Também Adão Carvalho, refere que a lei exige a formulação de propostas, pelo que ficam de “fora” as meras conversas de cariz sexual. “O tipo não abarca palavras, gestos ou expressões faciais que, com ou sem intuito de sedução, manifestam apreço ou admiração pelo destinatário da mensagem, em particular pelo seu aspeto físico, ou muito simplesmente desejo ou excitação sexual, de forma mais urbana ou mais grosseira – aquilo que já mereceu a designação de “assédio sexual nas ruas” – mas que não envolvem, em nenhum sentido pensável, uma proposta, embora, possam integrar outros crimes, como o de injúria”, explica.

Ainda assim, sublinha que existem um conjunto de comentários que não passam de propostas retóricas sem que quem os usa tenha qualquer expectativa de aceitação pelo destinatário, como são exemplos o ato de simular um desmaio à passagem do destinatário da mensagem, ou “piropos”.

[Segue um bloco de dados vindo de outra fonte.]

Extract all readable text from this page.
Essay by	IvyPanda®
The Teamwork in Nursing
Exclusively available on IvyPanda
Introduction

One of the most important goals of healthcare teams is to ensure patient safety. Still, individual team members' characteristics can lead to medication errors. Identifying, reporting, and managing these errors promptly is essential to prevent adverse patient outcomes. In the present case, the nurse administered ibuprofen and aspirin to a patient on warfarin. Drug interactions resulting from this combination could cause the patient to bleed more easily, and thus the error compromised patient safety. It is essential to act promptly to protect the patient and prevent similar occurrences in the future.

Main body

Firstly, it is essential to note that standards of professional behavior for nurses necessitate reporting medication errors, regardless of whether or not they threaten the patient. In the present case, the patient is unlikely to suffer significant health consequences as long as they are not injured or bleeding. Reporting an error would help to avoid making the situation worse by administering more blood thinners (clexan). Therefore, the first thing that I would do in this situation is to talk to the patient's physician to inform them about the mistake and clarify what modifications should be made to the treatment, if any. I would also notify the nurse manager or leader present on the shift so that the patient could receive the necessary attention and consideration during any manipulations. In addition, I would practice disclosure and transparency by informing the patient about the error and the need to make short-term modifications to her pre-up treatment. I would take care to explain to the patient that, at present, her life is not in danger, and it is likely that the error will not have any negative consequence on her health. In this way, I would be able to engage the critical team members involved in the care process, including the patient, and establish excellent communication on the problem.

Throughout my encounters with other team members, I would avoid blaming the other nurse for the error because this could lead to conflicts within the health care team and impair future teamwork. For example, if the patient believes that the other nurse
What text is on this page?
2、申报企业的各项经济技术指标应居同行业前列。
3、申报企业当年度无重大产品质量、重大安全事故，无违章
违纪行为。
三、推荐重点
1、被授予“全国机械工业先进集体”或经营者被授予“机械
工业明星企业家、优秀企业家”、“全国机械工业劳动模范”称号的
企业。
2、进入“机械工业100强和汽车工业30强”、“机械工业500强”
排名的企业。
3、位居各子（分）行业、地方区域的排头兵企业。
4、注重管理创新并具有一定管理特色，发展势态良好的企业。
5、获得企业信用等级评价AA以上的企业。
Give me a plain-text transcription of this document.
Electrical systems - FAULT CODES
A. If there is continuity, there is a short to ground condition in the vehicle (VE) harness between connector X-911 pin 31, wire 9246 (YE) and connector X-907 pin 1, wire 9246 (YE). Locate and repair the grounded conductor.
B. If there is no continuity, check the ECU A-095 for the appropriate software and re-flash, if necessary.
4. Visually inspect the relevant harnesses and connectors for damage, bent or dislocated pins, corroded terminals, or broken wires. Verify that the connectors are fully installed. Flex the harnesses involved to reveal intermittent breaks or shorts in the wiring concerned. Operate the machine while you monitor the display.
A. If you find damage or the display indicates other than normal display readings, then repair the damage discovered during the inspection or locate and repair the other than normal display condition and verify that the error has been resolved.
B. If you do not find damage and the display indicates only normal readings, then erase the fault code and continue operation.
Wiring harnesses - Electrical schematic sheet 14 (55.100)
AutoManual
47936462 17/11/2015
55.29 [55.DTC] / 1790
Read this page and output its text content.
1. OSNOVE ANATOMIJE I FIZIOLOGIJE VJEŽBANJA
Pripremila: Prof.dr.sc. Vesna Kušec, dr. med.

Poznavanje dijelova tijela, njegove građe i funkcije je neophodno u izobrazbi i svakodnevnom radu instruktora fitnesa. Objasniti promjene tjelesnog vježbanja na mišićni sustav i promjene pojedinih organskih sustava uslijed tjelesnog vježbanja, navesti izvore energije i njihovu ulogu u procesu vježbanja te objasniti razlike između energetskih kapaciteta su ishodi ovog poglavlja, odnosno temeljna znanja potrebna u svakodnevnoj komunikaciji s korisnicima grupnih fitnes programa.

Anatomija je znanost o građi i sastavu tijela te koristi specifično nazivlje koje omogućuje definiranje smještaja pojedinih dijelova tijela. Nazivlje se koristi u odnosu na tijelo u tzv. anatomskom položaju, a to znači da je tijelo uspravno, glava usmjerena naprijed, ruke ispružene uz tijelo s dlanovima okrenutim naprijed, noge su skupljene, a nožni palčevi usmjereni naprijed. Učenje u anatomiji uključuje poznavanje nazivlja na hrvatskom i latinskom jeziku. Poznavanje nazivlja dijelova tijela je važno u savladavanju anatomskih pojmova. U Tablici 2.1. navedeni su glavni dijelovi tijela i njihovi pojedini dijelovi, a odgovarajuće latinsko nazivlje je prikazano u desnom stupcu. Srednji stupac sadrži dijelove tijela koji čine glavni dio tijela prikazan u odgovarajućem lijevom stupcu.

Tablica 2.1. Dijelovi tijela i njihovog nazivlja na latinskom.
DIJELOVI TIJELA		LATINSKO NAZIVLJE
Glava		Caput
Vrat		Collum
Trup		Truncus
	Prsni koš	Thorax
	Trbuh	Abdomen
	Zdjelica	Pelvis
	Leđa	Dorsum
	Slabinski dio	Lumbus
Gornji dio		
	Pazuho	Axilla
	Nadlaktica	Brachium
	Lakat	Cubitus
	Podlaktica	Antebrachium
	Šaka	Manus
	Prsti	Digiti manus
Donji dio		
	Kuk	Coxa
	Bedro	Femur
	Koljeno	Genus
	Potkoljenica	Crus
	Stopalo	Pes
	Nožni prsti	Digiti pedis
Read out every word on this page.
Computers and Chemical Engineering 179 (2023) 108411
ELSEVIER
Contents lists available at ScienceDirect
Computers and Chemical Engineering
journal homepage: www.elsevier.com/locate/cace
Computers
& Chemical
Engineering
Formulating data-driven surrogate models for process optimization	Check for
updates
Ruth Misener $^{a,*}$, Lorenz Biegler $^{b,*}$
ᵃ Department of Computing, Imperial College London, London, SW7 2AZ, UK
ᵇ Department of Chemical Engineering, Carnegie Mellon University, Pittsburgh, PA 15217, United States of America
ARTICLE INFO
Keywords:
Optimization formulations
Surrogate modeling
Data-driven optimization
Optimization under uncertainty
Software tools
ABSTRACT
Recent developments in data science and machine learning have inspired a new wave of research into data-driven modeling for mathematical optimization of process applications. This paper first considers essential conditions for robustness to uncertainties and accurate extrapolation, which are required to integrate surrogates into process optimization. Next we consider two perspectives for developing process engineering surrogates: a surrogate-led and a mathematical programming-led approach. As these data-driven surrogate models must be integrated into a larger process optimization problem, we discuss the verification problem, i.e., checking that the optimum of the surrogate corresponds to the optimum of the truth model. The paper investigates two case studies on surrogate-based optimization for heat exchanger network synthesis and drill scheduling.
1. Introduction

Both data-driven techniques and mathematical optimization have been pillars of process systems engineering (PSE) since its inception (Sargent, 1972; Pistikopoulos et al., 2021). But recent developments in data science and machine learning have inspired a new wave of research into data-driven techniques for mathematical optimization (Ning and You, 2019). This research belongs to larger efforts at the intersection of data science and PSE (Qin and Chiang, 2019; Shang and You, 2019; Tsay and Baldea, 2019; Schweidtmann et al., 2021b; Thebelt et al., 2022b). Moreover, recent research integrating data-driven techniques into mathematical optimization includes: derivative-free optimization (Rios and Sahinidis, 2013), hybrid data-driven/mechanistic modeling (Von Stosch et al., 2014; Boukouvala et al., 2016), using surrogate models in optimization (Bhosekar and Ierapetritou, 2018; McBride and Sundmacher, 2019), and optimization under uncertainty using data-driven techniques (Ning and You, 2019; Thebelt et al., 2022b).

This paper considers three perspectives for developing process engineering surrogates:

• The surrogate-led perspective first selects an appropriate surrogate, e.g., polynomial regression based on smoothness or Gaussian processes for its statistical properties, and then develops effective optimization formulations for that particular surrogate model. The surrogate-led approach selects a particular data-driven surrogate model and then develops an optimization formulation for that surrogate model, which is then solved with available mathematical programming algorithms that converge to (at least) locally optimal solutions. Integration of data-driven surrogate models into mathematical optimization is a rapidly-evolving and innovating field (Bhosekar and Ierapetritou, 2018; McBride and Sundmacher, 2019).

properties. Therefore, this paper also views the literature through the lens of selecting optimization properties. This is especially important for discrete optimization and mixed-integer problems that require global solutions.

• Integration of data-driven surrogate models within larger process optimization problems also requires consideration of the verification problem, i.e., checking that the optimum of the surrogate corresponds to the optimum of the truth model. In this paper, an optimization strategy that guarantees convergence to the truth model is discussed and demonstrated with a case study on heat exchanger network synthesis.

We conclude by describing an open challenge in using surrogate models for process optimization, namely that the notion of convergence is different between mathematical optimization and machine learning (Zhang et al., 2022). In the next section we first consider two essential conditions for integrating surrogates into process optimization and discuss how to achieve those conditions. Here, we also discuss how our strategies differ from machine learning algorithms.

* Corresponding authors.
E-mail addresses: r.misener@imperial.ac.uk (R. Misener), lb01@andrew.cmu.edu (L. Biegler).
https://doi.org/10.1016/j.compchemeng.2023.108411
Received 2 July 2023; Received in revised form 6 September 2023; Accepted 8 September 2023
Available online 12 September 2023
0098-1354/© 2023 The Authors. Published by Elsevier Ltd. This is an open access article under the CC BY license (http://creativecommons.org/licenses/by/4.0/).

Quais são os requisitos para ser crime?

O crime de importunação sexual é um crime semipúblico, tipificado no artigo 170.º do Código Penal, e é um crime contra a liberdade e a autodeterminação sexual. Segundo Adão Carvalho, este crime abrange três tipos de comportamentos:

  1. Importunar outra pessoa, praticando perante ela atos de carácer exibicionista: aqui o importante é que o ato seja adequado a importunar a vítima e que a mesma tenha de suportar contra a sua vontade aquele ato;
  2. Importunar outra pessoa, constrangendo-a a contacto de natureza sexual: aqui exige-se o contacto de natureza sexual, de que são exemplos os apalpões ou toques nas vítimas em zonas normalmente associadas ao sexo e ao prazer sexual;
  3. Formulação de propostas de caráter sexual: o que está abrangido no crime não é aquilo que é habitualmente designado de “piropo”, podendo contudo integrar a prática do crime de injúria sempre que integre uma ofensa à honra e consideração devida à vítima. O que está em causa são as propostas que se mostram suscetíveis de importunar o destinatário: referimo-nos aos casos em que a proposta visa de facto, à luz dos padrões de comunicação socialmente aceitos, a prática de atos sexuais. Tem por exclusivo campo de aplicação os casos de assédio sexual (ainda que não limitado ao domínio laboral) em que o constrangimento da vítima não é diretamente imputável ao agente, que todavia tira partido da situação, importunando a vítima tem por exclusivo campo de aplicação os casos de assédio sexual (ainda que não limitado ao domínio laboral) em que o constrangimento da vítima não é diretamente imputável ao agente, que todavia tira partido da situação, importunando a vítima.